I should admit up front that I have never skied Silverton Mountain, but I have been backcountry skiing the terrain surrounding the area for 15 years, starting before the lift was put in. I know literally dozens of people that have skied Silverton Mountain, including a group that was there last Sunday. The reactions to skiing there run from “it sucks and is a rip off” to “it was great skiing and definitely worth it.”
The terrain is all very steep, and I would agree that 80% of skiers would not be up to it. You usually end up having to do at least one 30-45 minute hike at 12,000 ft., some of it on exposed ridges. Because of the avalanche danger and the steep terrain, most of the skiing is one at a time. The guide makes 10 or 15 turns and stops, and then everyone in the group goes one at a time. This makes for a slow run. Almost everyone I have talked to only got 4 runs for their $125, although one friend did get 6 runs.

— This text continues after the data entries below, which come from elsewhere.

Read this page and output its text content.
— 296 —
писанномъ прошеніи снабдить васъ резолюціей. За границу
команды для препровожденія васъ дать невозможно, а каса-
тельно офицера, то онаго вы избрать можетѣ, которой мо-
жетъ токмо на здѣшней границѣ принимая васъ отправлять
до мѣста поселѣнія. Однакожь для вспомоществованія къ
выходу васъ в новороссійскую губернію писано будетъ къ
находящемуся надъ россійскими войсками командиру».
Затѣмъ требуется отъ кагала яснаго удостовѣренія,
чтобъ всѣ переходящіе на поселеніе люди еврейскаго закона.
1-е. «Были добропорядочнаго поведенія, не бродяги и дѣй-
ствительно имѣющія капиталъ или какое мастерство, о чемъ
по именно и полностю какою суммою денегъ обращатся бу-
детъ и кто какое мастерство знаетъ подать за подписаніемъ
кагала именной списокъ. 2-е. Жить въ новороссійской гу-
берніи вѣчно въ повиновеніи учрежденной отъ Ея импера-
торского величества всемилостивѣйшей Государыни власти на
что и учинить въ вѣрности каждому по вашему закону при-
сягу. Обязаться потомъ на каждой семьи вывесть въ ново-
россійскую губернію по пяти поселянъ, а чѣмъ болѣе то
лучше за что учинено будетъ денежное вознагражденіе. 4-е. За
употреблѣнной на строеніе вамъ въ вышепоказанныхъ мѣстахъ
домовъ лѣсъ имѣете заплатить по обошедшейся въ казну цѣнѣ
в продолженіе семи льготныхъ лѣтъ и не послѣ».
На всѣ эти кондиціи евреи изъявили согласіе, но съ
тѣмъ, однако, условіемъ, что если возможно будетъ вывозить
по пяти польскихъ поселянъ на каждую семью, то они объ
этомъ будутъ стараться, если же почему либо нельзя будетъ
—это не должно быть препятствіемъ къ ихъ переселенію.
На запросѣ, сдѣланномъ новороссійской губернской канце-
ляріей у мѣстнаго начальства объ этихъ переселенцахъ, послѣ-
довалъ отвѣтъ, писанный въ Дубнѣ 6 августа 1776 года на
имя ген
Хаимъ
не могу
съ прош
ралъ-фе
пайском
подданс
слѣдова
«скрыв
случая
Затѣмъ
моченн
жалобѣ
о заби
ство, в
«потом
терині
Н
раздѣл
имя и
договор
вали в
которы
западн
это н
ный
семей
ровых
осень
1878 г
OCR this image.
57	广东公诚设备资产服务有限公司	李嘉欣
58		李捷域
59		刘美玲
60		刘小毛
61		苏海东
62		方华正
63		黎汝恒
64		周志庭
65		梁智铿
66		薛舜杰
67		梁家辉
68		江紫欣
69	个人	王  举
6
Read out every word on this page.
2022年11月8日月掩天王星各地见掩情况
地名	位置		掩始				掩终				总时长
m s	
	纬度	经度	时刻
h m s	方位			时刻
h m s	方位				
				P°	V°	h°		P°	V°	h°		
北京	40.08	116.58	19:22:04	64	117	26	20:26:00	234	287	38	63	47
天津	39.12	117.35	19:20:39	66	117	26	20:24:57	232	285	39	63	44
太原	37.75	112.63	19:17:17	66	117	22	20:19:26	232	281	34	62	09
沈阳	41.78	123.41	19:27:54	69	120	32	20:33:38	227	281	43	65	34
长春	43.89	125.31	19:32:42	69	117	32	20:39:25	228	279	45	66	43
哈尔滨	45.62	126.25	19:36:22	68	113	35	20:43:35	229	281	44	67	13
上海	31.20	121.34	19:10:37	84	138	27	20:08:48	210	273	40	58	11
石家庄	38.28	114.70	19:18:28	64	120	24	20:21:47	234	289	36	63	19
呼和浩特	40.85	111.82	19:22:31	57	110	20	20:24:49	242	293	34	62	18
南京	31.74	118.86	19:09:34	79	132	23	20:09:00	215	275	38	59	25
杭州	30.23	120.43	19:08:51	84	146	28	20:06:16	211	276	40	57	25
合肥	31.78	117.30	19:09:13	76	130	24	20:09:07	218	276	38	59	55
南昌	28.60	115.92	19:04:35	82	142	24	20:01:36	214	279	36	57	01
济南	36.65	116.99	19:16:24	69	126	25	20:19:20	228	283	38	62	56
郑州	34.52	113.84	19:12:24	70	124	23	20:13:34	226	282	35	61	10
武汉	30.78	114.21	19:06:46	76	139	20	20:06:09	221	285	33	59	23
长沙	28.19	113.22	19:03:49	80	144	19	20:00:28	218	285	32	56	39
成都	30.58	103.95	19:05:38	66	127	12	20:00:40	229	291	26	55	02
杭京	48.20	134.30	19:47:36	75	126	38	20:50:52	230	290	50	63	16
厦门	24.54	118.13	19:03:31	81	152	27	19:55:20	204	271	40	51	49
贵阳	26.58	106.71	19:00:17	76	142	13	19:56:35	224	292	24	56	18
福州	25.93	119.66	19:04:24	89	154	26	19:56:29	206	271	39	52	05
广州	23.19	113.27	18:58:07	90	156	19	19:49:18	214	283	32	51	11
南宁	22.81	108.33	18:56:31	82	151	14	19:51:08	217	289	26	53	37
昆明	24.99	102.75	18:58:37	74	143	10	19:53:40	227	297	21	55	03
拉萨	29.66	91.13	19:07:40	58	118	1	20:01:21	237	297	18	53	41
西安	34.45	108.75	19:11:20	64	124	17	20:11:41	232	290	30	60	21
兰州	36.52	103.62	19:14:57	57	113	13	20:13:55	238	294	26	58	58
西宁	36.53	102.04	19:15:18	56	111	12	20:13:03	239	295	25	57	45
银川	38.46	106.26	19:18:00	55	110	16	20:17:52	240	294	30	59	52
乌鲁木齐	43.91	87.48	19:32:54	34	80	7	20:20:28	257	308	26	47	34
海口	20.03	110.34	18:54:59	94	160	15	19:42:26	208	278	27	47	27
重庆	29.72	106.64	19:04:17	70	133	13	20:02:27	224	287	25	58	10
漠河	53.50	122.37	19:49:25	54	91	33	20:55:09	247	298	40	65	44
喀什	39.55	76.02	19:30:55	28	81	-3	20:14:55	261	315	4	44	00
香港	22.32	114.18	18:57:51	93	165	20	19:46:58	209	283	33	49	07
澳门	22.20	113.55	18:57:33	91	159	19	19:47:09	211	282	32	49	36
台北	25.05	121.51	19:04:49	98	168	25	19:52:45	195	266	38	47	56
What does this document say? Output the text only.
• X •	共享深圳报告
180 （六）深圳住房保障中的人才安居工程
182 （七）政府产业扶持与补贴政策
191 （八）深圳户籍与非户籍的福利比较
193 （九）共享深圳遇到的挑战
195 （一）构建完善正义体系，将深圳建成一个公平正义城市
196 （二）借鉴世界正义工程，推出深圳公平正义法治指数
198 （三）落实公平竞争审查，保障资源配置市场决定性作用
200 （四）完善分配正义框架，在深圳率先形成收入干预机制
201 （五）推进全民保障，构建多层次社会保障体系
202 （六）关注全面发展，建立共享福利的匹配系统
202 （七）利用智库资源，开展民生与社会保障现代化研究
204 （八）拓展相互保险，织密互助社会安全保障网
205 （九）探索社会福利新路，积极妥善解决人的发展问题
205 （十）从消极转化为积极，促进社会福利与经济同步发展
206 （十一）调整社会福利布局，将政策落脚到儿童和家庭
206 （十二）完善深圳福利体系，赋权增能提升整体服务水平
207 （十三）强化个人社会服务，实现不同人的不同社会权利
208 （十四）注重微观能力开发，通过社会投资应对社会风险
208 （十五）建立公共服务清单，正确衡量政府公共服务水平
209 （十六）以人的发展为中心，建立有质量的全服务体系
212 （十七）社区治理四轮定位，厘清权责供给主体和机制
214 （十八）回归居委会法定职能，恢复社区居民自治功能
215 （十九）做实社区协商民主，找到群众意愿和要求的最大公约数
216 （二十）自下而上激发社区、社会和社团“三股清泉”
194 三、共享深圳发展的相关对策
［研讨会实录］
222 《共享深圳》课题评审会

A huge part of their terrain consists of steep avalanche chutes, most of which funnel down to narrow gullies at the bottom. Early season you must ski rocky narrow gullies with bumps to finish the runs. The exit point for one side of the area is a parking lot that is used by backcountry skiers. One day early last year I talked to 4 guys that just came down, and 3 of them had core shots. Once the snowpack is deep enough you just ski bumps or ave debris at the bottoms.
Last Sunday there was a foot of new. Since they need to “farm” the snow they do not let you go where ever you want. My friend said that the guide would repeatedly instruct the group of 8 skiers to stay to the left of his track, and then set it 15 feet from other tracks forcing them to ski in each others tracks while looking at acres of untracked snow next to them. They also use the premise of wanting you to experience the entire mountain as an excuse to have you ski on aspects that have bad snow, while other aspects are much better. They understandably want to spread the best experience to as many people as possible, but consequently you may not get to ski the best snow on the mountain every run.
If you are going to go there you should definitely have your own group of 8, or you may be stuck with people that are way over their heads, and you will be reduced to skiing/boarding to the lowest common denominator. Many of the people that have skied there in the Spring liked it because the corn snow was good and stable, and they could let it rip a little more.
Of the many people I know that have skied there, about 60-70% said it was worth the expense for the unique experience, but only about few of them have gone back for a second time. I believe they are still only taking 40 guided people a day out, but they are about to double that amount. If they allow unguided skiing it will have to be in limited areas, and they will end up with steep bumps and scraped chutes. Their logo is a guy falling off a cliff (yeah, really), and with the terrain as steep as it is, if they have unguided skiing I would think you would have a real danger of skiers and equipment coming down on you from above in many places.
In re-reading this it seems pretty negative, which was not my intent or my perception of Silverton Mountain. What Brill is doing is a fantastic concept, and they seem to be doing a pretty good job with what they have to work with, and all the b.s. they have had to go through. It appears to be a unique high mountain ski experience that you cannot get anywhere else in the country without climbing or heli skiing. I guess what I am trying to say is that Silverton Mt. has gotten unbelievable positive press coverage, but the reality of the skiing may not quite live up to the image they are projecting.